Rob, James, and I visited a local retail client this week to take a look at their existing slide shoe sorter in operation. The system includes a 7:1 sawtooth conveyor merge and a large scan station upstream of the sorter.
This particular sorter operates at speeds as high as 550 feet per minute. Most of the packages come in at the receiving end of the warehouse and go to the sorter for immediate dispatch to the retail stores the warehouse serves. Some packages go to inventory in the warehouse.
To meet the production goals, the conveyor merge, scanner, and sorter must operate with precision and reliability. The system design is critical, but the PLC programmer plays a key role.
Let’s take a look at some numbers. Assume that the average package occupies 12″ of conveyor space. Assume also that the designed gap between packages is 12″. Including the gap, each package takes up 2 feet. The maximum throughput at 550 feet per minute is 275 packages per minute. Reducing the gap increases throughput, but requires more operating precision. A 1″ reduction in the gap means that each package occupies only 23″, and increases throughput to 287 packages per minute. Taking the gap to 8″ increases throughput to 330 packages per minute. The additional 55 packages per minute adds almost 80,000 packages in 24 hours of operation.
Accuracy matters. A loss of just 5% of production, in this case, reduces throughput to 261 packages per minute. Assuming a 24-hour operation, the loss is almost 20,000 packages per day. Put a dollar value on that and it’s easy to see the importance of precision. The conveyor merge, the scanner and the sorter all have to operate at peak efficiency.

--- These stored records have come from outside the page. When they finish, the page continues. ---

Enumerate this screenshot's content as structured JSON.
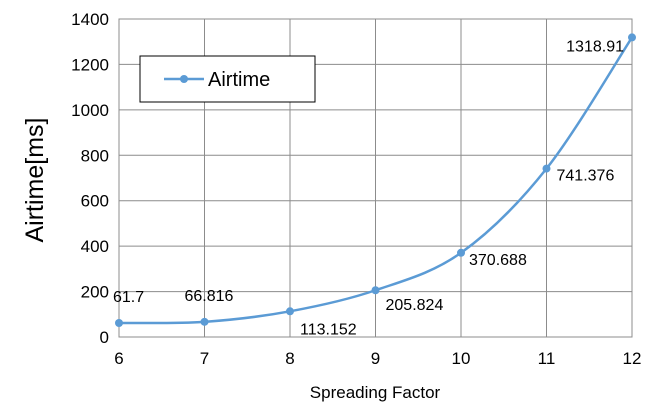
{
  "chart_data": {
    "type": "line",
    "title": "",
    "xlabel": "Spreading Factor",
    "ylabel": "Airtime[ms]",
    "x": [
      6,
      7,
      8,
      9,
      10,
      11,
      12
    ],
    "xlim": [
      6,
      12
    ],
    "ylim": [
      0,
      1400
    ],
    "x_ticks": [
      "6",
      "7",
      "8",
      "9",
      "10",
      "11",
      "12"
    ],
    "y_ticks": [
      "0",
      "200",
      "400",
      "600",
      "800",
      "1000",
      "1200",
      "1400"
    ],
    "grid": true,
    "smooth": true,
    "legend_position": "top-left",
    "series": [
      {
        "name": "Airtime",
        "color": "#5B9BD5",
        "values": [
          61.7,
          66.816,
          113.152,
          205.824,
          370.688,
          741.376,
          1318.91
        ],
        "labels": [
          "61.7",
          "66.816",
          "113.152",
          "205.824",
          "370.688",
          "741.376",
          "1318.91"
        ]
      }
    ]
  }
}
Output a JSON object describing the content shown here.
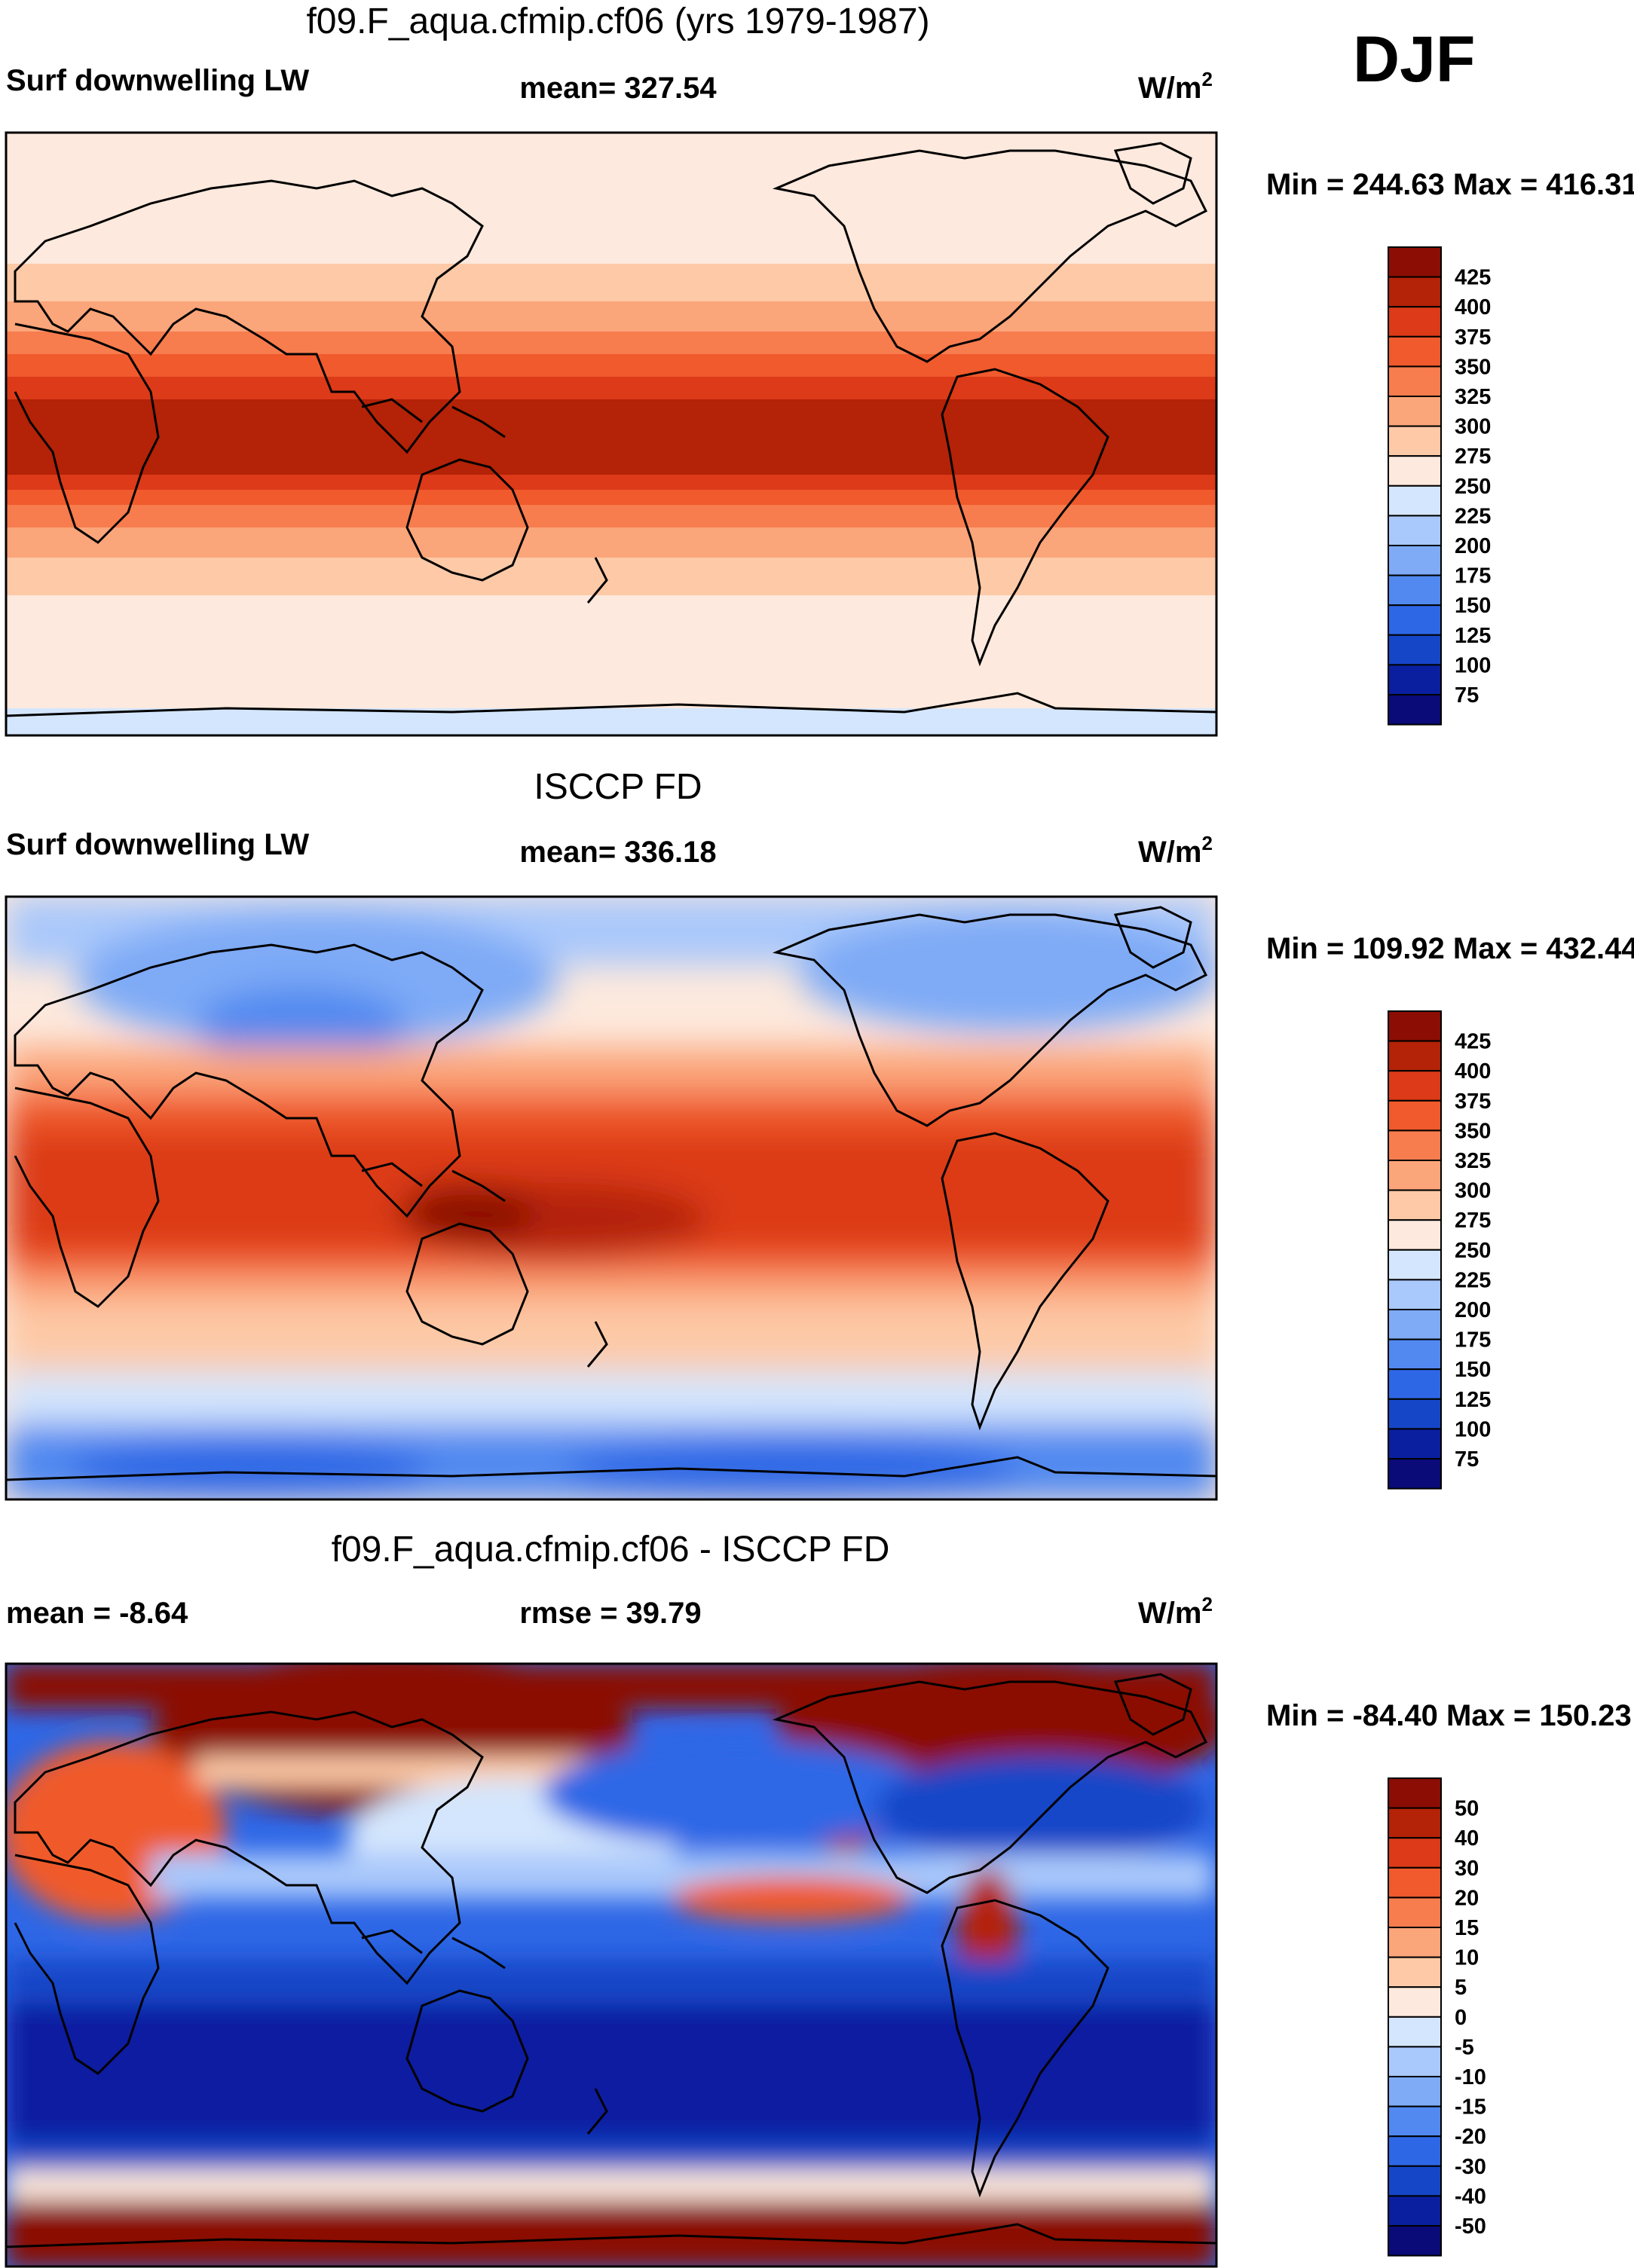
{
  "season_label": "DJF",
  "colors": {
    "abs_scale": [
      "#0a0a78",
      "#0a1fa0",
      "#1646c8",
      "#2e67e6",
      "#5189f0",
      "#7eaaf6",
      "#a9c8fb",
      "#d4e6fd",
      "#fde9dd",
      "#fdc9a6",
      "#fba57a",
      "#f77c4e",
      "#f05a2c",
      "#dc3a18",
      "#b42207",
      "#8b0d03"
    ],
    "diff_scale": [
      "#0a0a78",
      "#0a1fa0",
      "#1646c8",
      "#2e67e6",
      "#5189f0",
      "#7eaaf6",
      "#a9c8fb",
      "#d4e6fd",
      "#fde9dd",
      "#fdc9a6",
      "#fba57a",
      "#f77c4e",
      "#f05a2c",
      "#dc3a18",
      "#b42207",
      "#8b0d03"
    ],
    "coast": "#000000"
  },
  "chart_data": [
    {
      "type": "heatmap",
      "title": "f09.F_aqua.cfmip.cf06 (yrs 1979-1987)",
      "left_label": "Surf downwelling LW",
      "center_label": "mean= 327.54",
      "units_base": "W/m",
      "units_exp": "2",
      "range_label": "Min = 244.63 Max = 416.31",
      "min": 244.63,
      "max": 416.31,
      "mean": 327.54,
      "colorbar_ticks": [
        "425",
        "400",
        "375",
        "350",
        "325",
        "300",
        "275",
        "250",
        "225",
        "200",
        "175",
        "150",
        "125",
        "100",
        "75"
      ],
      "xlim": [
        0,
        360
      ],
      "ylim": [
        -90,
        90
      ]
    },
    {
      "type": "heatmap",
      "title": "ISCCP FD",
      "left_label": "Surf downwelling LW",
      "center_label": "mean= 336.18",
      "units_base": "W/m",
      "units_exp": "2",
      "range_label": "Min = 109.92 Max = 432.44",
      "min": 109.92,
      "max": 432.44,
      "mean": 336.18,
      "colorbar_ticks": [
        "425",
        "400",
        "375",
        "350",
        "325",
        "300",
        "275",
        "250",
        "225",
        "200",
        "175",
        "150",
        "125",
        "100",
        "75"
      ],
      "xlim": [
        0,
        360
      ],
      "ylim": [
        -90,
        90
      ]
    },
    {
      "type": "heatmap",
      "title": "f09.F_aqua.cfmip.cf06 - ISCCP FD",
      "left_label": "mean =  -8.64",
      "center_label": "rmse =  39.79",
      "units_base": "W/m",
      "units_exp": "2",
      "range_label": "Min = -84.40 Max = 150.23",
      "min": -84.4,
      "max": 150.23,
      "mean": -8.64,
      "rmse": 39.79,
      "colorbar_ticks": [
        "50",
        "40",
        "30",
        "20",
        "15",
        "10",
        "5",
        "0",
        "-5",
        "-10",
        "-15",
        "-20",
        "-30",
        "-40",
        "-50"
      ],
      "xlim": [
        0,
        360
      ],
      "ylim": [
        -90,
        90
      ]
    }
  ]
}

Production losses come from several different inefficiencies. At the conveyor merge, the different lanes must be staged so the gap between packages is correct. Too large a gap means that there is too much vacant space on the conveyor. If the desired gap is 12″, but the actual gap is 14″, the maximum production rate becomes 254 packages per minute. The loss is 7.6%.
At 550 feet per minutes, the conveyor travels 2 inches in less than 0.2 seconds, so you can see how easily the proper gapping can be lost.
Conveyor merge errors often result in jams where packages crash together and block traffic. Clearing the jam takes time and costs production.
Misreads at the scanner also affect production. Each misread package costs time, whether because the package recirculates or requires action by an operator.
Successful high-speed sortation requires excellence in design, installation, programming, and operations. You should be sure to select the right team for the mechanical and conveyor integration, the controls system integration, the installation (both mechanical and electrical), and for your operations. Done poorly, you get headaches. Done well, your investment earns a handsome reward.